Standing at the very next counter was a young lady who was also on her way to Granger. I asked her if she would mind giving me a ride. She graciously agreed. What an answer to prayer! Okay God, my plans have just gone out the window, what do you intend to teach me?

Over the next 2 hours I got to know Laura. Amazing person - works for Bethal Bible church in Tyler; is on Twitter, Facebook and has a blog. She dropped me off at my hotel and told me to call her if I needed a ride in the AM.

Checked into the hotel. No shuttle, but the church is only a mile away. I can walk or take a cab. Only one last hurdle to overcome - how to get home? Laura was only staying until Saturday. I am staying until Sunday.
Needless to say, my first night here was rough. I slept terrible for several reasons - time change being one of them, another being the fact that my best laid plans are now completely out of my control - I HATE feeling dependant on others, and stressing out on how to get back to Ohare. Somewhere around 4 AM I remember that in Granger's welcome packet there was information on transportation. I thought I recalled something about bus service from the regional hotel to Ohare.

In my quiet time this morning, God revealed to me that I need to hold His hand and trust. Oh boy, must be some lesson I need to learn!

This morning I went to the Guest Services counter and asked for a copy of the welcome packet. As I waited for a volunteer to obtain a copy for me I was explaining to another volunteer,Lisa, my situation. She commented that the bus from the regional airport to Ohare was very nice, ran every day, throughout the day, and was reasonably priced.

Just before the start of the first session, another volunteer, Lori, from Guest Services found me. She had been told by the Lisa about my situation. Lori handed me a copy of the bus schedule and ticket prices. She even offered to find me someone staying at my hotel to give me rides to/from the conference.

I am wowed, all this help from complete strangers, and they are so sincere about it, I don't feel like a burden. This group of volunteers removed what was distracting me and I was able to thoroughly enjoy the conference. I was also able to learn a bit more about myself today.

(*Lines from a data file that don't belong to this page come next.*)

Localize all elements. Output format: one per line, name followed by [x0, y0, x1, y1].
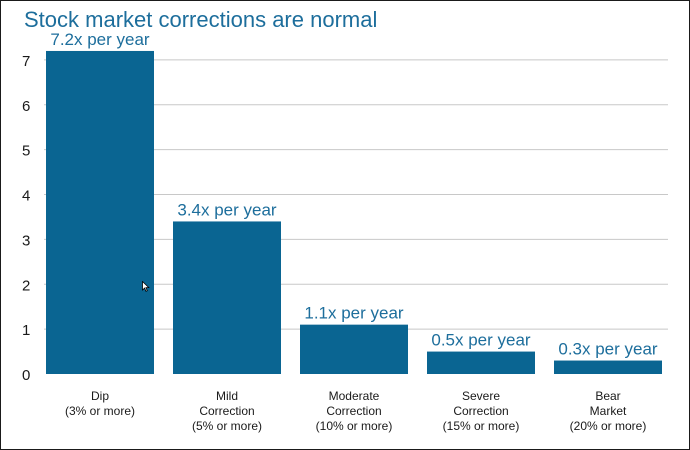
category-label: Severe	[462, 389, 500, 403]
bars	[46, 50, 662, 375]
category-label: (5% or more)	[192, 419, 262, 433]
data-label: 1.1x per year	[304, 304, 404, 323]
category-label: (3% or more)	[65, 404, 135, 418]
category-label: (20% or more)	[570, 419, 647, 433]
y-tick-label: 7	[22, 53, 30, 70]
y-tick-label: 5	[22, 143, 30, 160]
bar	[300, 324, 408, 374]
data-label: 0.5x per year	[431, 331, 531, 350]
category-label: (10% or more)	[316, 419, 393, 433]
data-label: 3.4x per year	[177, 200, 277, 219]
category-label: Dip	[91, 389, 109, 403]
data-label: 0.3x per year	[558, 340, 658, 359]
category-label: Correction	[453, 404, 508, 418]
category-label: (15% or more)	[443, 419, 520, 433]
y-tick-label: 6	[22, 98, 30, 115]
bar	[427, 351, 535, 374]
y-tick-label: 1	[22, 322, 30, 339]
y-axis-ticks: 0 1 2 3 4 5 6 7	[22, 53, 30, 384]
category-label: Correction	[199, 404, 254, 418]
y-tick-label: 3	[22, 232, 30, 249]
category-label: Market	[590, 404, 627, 418]
bar	[554, 360, 662, 374]
mouse-pointer-icon	[142, 281, 150, 292]
category-label: Mild	[216, 389, 238, 403]
y-tick-label: 4	[22, 188, 30, 205]
bar	[173, 221, 281, 374]
chart-title: Stock market corrections are normal	[24, 7, 378, 32]
bar	[46, 50, 154, 375]
y-tick-label: 0	[22, 367, 30, 384]
category-label: Correction	[326, 404, 381, 418]
category-label: Moderate	[329, 389, 380, 403]
data-labels: 7.2x per year 3.4x per year 1.1x per year 0…	[50, 30, 658, 359]
data-label: 7.2x per year	[50, 30, 150, 49]
y-tick-label: 2	[22, 277, 30, 294]
category-label: Bear	[595, 389, 620, 403]
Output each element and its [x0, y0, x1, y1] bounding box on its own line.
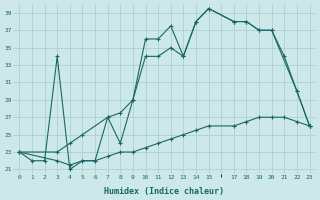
X-axis label: Humidex (Indice chaleur): Humidex (Indice chaleur) [104, 187, 224, 196]
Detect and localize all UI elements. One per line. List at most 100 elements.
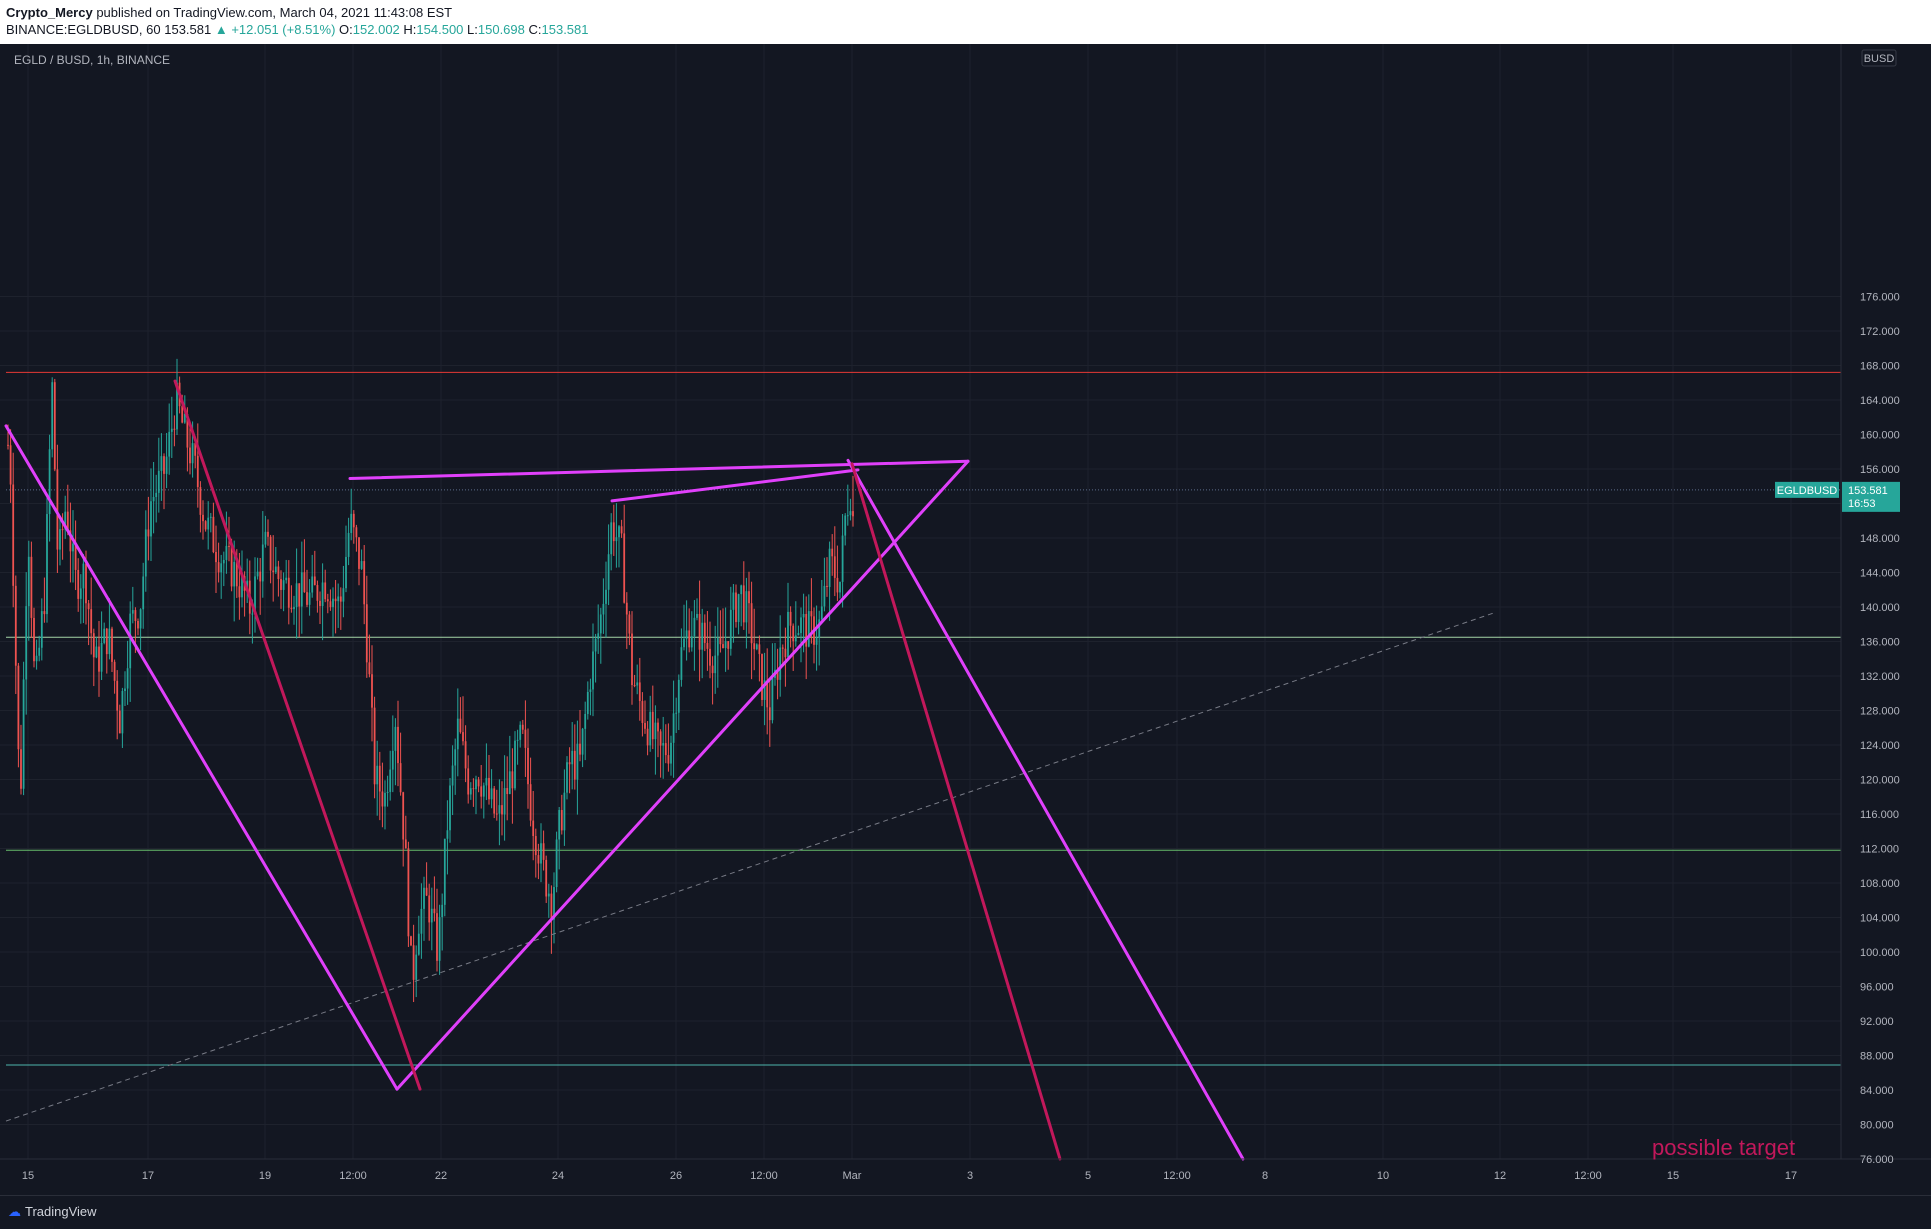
y-tick-label: 172.000: [1860, 326, 1900, 338]
candle-body: [7, 444, 9, 446]
price-chart[interactable]: 176.000 172.000 168.000 164.000 160.000 156.0…: [0, 44, 1931, 1195]
candle-body: [716, 638, 719, 656]
candle-body: [108, 628, 111, 655]
y-tick-label: 148.000: [1860, 533, 1900, 545]
candle-body: [560, 810, 563, 831]
candle-body: [235, 561, 238, 587]
x-tick-label: 12: [1494, 1170, 1506, 1182]
y-tick-label: 120.000: [1860, 775, 1900, 787]
candle-body: [233, 561, 236, 587]
candle-body: [59, 529, 61, 550]
candle-body: [33, 617, 35, 662]
candle-body: [618, 526, 620, 538]
y-tick-label: 112.000: [1860, 844, 1899, 856]
candle-body: [664, 743, 667, 756]
close-value: 153.581: [541, 22, 589, 37]
y-tick-label: 88.000: [1860, 1051, 1894, 1063]
candle-body: [451, 765, 454, 786]
y-tick-label: 124.000: [1860, 740, 1900, 752]
x-tick-label: 10: [1377, 1170, 1389, 1182]
tradingview-logo[interactable]: ☁ TradingView: [8, 1204, 97, 1220]
candle-body: [545, 859, 548, 897]
x-tick-label: 5: [1085, 1170, 1091, 1182]
currency-badge[interactable]: BUSD: [1864, 53, 1895, 65]
candle-body: [779, 647, 782, 680]
open-value: 152.002: [352, 22, 400, 37]
author-name[interactable]: Crypto_Mercy: [6, 5, 93, 20]
candle-body: [761, 654, 763, 700]
candle-body: [371, 674, 373, 708]
horizontal-levels: [6, 371, 1841, 1066]
candle-body: [638, 682, 641, 702]
candle-body: [519, 724, 522, 740]
y-tick-label: 156.000: [1860, 464, 1900, 476]
x-tick-label: 19: [259, 1170, 271, 1182]
candle-body: [672, 713, 675, 743]
candle-body: [433, 908, 436, 914]
candle-body: [402, 792, 405, 840]
candle-body: [324, 582, 327, 600]
candle-body: [254, 576, 256, 614]
candle-body: [87, 603, 90, 610]
candle-body: [155, 492, 158, 498]
candle-body: [228, 545, 230, 547]
candle-body: [454, 749, 457, 766]
candle-body: [729, 609, 732, 649]
candle-body: [176, 382, 178, 430]
candle-body: [472, 788, 475, 790]
candle-body: [82, 563, 85, 589]
candle-body: [727, 641, 730, 649]
candle-body: [475, 779, 477, 790]
publish-info: Crypto_Mercy published on TradingView.co…: [6, 5, 452, 20]
candle-body: [688, 630, 691, 648]
candle-body: [183, 413, 186, 423]
candle-body: [66, 511, 69, 531]
time-axis[interactable]: 15 17 19 12:00 22 24 26 12:00 Mar 3 5 12:00 8 10 12 12:…: [22, 1170, 1797, 1182]
drawn-trendlines[interactable]: [4, 379, 1497, 1161]
candle-body: [157, 470, 160, 493]
drawn-trendline: [173, 379, 422, 1091]
candle-body: [776, 669, 779, 680]
high-label: H:: [403, 22, 417, 37]
candle-body: [696, 613, 698, 618]
y-tick-label: 104.000: [1860, 913, 1900, 925]
symbol-line: BINANCE:EGLDBUSD, 60: [6, 22, 161, 37]
candle-body: [667, 755, 670, 764]
candle-body: [417, 933, 420, 955]
candle-body: [376, 765, 379, 785]
candle-body: [20, 749, 22, 789]
candle-body: [298, 583, 301, 607]
candle-body: [586, 691, 589, 714]
candle-body: [202, 514, 204, 522]
x-tick-label: 24: [552, 1170, 564, 1182]
price-tag-value: 153.581: [1848, 485, 1888, 497]
drawn-trendline: [846, 458, 1245, 1161]
candle-body: [768, 707, 771, 721]
x-tick-label: 12:00: [1163, 1170, 1191, 1182]
candle-body: [792, 625, 795, 642]
candle-body: [646, 728, 649, 746]
y-tick-label: 76.000: [1860, 1154, 1894, 1166]
candle-body: [703, 622, 706, 643]
candle-body: [238, 586, 241, 598]
candle-body: [675, 712, 678, 714]
x-tick-label: 17: [1785, 1170, 1797, 1182]
candle-body: [207, 517, 210, 530]
open-label: O:: [339, 22, 353, 37]
candle-body: [833, 556, 836, 578]
candle-body: [719, 638, 722, 645]
candle-body: [399, 763, 402, 793]
candle-body: [826, 585, 828, 588]
candle-body: [459, 718, 462, 733]
candle-body: [737, 594, 740, 623]
price-tag-countdown: 16:53: [1848, 498, 1876, 510]
candle-body: [394, 726, 397, 751]
candle-body: [732, 592, 735, 610]
high-value: 154.500: [416, 22, 464, 37]
candle-body: [129, 613, 132, 669]
candle-body: [568, 762, 571, 765]
ohlc-line: BINANCE:EGLDBUSD, 60 153.581 ▲ +12.051 (…: [6, 22, 589, 37]
candle-body: [124, 688, 126, 692]
candle-body: [98, 646, 100, 672]
price-axis[interactable]: 176.000 172.000 168.000 164.000 160.000 156.0…: [1860, 292, 1900, 1167]
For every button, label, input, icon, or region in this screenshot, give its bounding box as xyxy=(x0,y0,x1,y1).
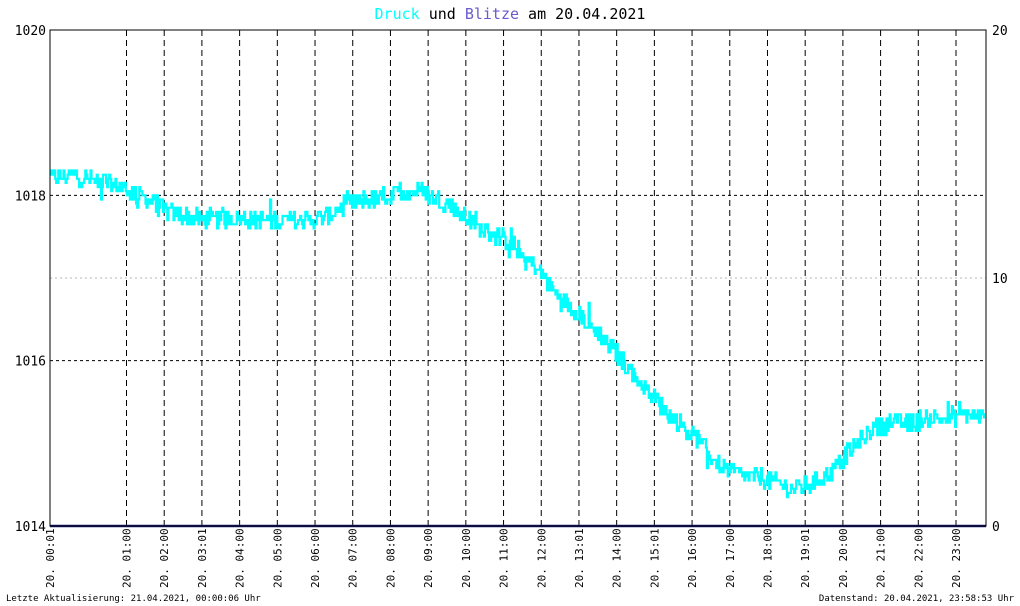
x-tick-label: 20. 14:00 xyxy=(611,528,624,588)
x-tick-label: 20. 04:00 xyxy=(234,528,247,588)
x-tick-label: 20. 08:00 xyxy=(384,528,397,588)
title-druck: Druck xyxy=(375,5,420,23)
x-tick-label: 20. 09:00 xyxy=(422,528,435,588)
y-left-tick-label: 1018 xyxy=(15,189,46,204)
y-left-tick-label: 1014 xyxy=(15,520,46,535)
x-tick-label: 20. 01:00 xyxy=(121,528,134,588)
grid xyxy=(50,30,986,526)
footer-data-status: Datenstand: 20.04.2021, 23:58:53 Uhr xyxy=(819,594,1015,604)
footer-last-update: Letzte Aktualisierung: 21.04.2021, 00:00… xyxy=(6,594,261,604)
y-right-tick-label: 20 xyxy=(992,24,1008,39)
x-tick-label: 20. 10:00 xyxy=(460,528,473,588)
y-right-tick-label: 0 xyxy=(992,520,1000,535)
y-left-tick-label: 1020 xyxy=(15,24,46,39)
y-left-tick-label: 1016 xyxy=(15,355,46,370)
chart-title: Druck und Blitze am 20.04.2021 xyxy=(375,5,646,23)
x-tick-label: 20. 02:00 xyxy=(158,528,171,588)
x-tick-label: 20. 00:01 xyxy=(44,528,57,588)
x-tick-label: 20. 18:00 xyxy=(761,528,774,588)
plot-frame xyxy=(49,29,987,527)
x-tick-label: 20. 06:00 xyxy=(309,528,322,588)
x-tick-label: 20. 17:00 xyxy=(724,528,737,588)
x-tick-label: 20. 22:00 xyxy=(912,528,925,588)
x-tick-label: 20. 11:00 xyxy=(498,528,511,588)
x-tick-label: 20. 12:00 xyxy=(535,528,548,588)
x-tick-label: 20. 13:01 xyxy=(573,528,586,588)
x-tick-label: 20. 21:00 xyxy=(875,528,888,588)
y-right-tick-label: 10 xyxy=(992,272,1008,287)
series-druck-line xyxy=(49,169,986,499)
x-tick-label: 20. 23:00 xyxy=(950,528,963,588)
title-date: am 20.04.2021 xyxy=(519,5,645,23)
title-blitze: Blitze xyxy=(465,5,519,23)
x-tick-label: 20. 15:01 xyxy=(648,528,661,588)
title-und: und xyxy=(420,5,465,23)
axes: 1020 1018 1016 1014 20 10 0 20. 00:01 20. 01:00 2… xyxy=(15,24,1008,588)
x-tick-label: 20. 16:00 xyxy=(686,528,699,588)
x-tick-label: 20. 07:00 xyxy=(347,528,360,588)
x-tick-label: 20. 03:01 xyxy=(196,528,209,588)
x-tick-label: 20. 20:00 xyxy=(837,528,850,588)
x-tick-label: 20. 19:01 xyxy=(799,528,812,588)
series-layer xyxy=(49,169,986,528)
x-tick-label: 20. 05:00 xyxy=(271,528,284,588)
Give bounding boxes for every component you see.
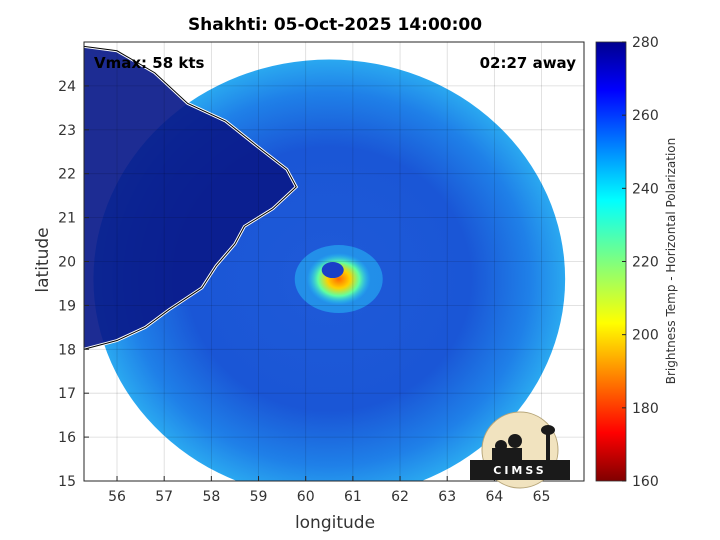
x-tick-label: 62: [391, 489, 409, 505]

When I travel to conferences without Ken, I look forward to the alone time. As an introvert, I LOVE and NEED this to recharge. Having to rely on others for the past few days, caused me to step WAY out of my comfort zone. But in doing so, I realized how much I needed to be ministered to. Although I thought I needed to be alone, God realized I needed others to recharge me by giving and by me receiving.
I also wonder what is happening to me.....In years past, when I would attend a conference, alone, I would never talk to anyone, would not engage in conversation if we had to sit at tables, would find a way to eat alone because it was too uncomfortable. During the past two days, I have asked a total stranger for a ride, engaged in conversation at the table, struck up conversations during lunch, asked questions on a tour of the facility and found a way to "serve" with the guest services team Saturday night. Who am I?
Now I will still have to deal with the dreaded DMV when I return, but the loss of my license has been such a wonderful learning experience. It was very cool to see God take a terrible, scary situation and grow me.